The oxygen and carbon monoxide reactions of heme oxygenase

The O₂ and CO reactions with the heme, α-hydroxy-heme, and verdoheme complexes of heme oxygenase have been studied. The heme complexes of heme oxygenase isoforms-1 and -2 have similar O₂ and CO binding properties. The O₂ affinities are very high, K(O₂) = 30-80 μM^-1, which is 30-90-fold greater than those of mammalian myoglobins. The O₂ association rate constants are similar to those for myoglobins (k(O₂)/'= 7-20 μM^-1 s^{- 1}), whereas the O₂ dissociation rates are remarkably slow (k(O₂) = 0.25 s^-1), implying the presence of very favorable interactions between bound O₂ and protein residues in the heme pocket.
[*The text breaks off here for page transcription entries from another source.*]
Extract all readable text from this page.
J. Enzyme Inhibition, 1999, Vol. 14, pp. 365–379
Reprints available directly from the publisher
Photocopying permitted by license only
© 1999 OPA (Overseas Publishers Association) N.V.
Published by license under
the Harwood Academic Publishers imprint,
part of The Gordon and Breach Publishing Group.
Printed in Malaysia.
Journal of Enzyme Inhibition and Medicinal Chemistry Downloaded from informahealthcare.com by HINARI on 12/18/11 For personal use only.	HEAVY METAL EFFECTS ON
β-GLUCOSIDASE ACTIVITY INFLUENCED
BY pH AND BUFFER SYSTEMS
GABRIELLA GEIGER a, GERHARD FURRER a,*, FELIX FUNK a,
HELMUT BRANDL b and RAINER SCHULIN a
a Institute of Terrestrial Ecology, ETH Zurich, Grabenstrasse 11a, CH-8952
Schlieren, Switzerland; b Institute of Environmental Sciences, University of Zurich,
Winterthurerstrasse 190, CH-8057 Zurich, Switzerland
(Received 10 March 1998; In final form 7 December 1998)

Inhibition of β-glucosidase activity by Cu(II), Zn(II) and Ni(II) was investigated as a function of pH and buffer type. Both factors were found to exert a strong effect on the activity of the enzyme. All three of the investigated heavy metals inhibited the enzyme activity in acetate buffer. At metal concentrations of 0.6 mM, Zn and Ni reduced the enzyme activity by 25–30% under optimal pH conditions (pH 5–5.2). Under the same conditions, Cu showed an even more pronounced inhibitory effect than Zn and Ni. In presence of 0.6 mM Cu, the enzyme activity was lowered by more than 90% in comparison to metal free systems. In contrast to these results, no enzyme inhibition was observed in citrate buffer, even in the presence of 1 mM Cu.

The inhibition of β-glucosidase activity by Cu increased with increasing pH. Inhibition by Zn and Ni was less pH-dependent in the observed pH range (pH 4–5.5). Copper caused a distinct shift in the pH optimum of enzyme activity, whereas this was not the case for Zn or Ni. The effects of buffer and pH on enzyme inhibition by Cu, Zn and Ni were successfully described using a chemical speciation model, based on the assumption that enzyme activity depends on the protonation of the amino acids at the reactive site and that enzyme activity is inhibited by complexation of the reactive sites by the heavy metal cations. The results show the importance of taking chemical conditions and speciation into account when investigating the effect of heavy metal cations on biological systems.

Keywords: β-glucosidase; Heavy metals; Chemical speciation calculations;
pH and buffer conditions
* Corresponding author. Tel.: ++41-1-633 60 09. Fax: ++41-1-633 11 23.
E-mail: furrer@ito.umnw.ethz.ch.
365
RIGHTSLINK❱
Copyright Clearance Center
The CO affinities estimated for both isoforms are only 1-6-fold higher than the corresponding O₂ affinities. Thus, heme oxygenase discriminates much more strongly against CO binding than either myoglobin or hemoglobin. The CO binding reactions with the ferrous α- hydroxyheme complex are similar to those of the protoheme complex, and hydroxylation at the α-meso position does not appear to affect the reactivity of the iron atom. In contrast, the CO affinities of the verdoheme complexes are >10,000 times weaker than those of the heme complexes because of a 100-fold slower association rate constant (k(CO)/' ≃ 0.004 μM^-1 s^{- 1}) and a 300-fold greater dissociation rate constant (k(CO) ≃ 3 s^-1) compared with the corresponding rate constants of the protoheme and α- hydroxyheme complexes. The positive charge on the verdoporphyrin ring causes a large decrease in reactivity of the iron.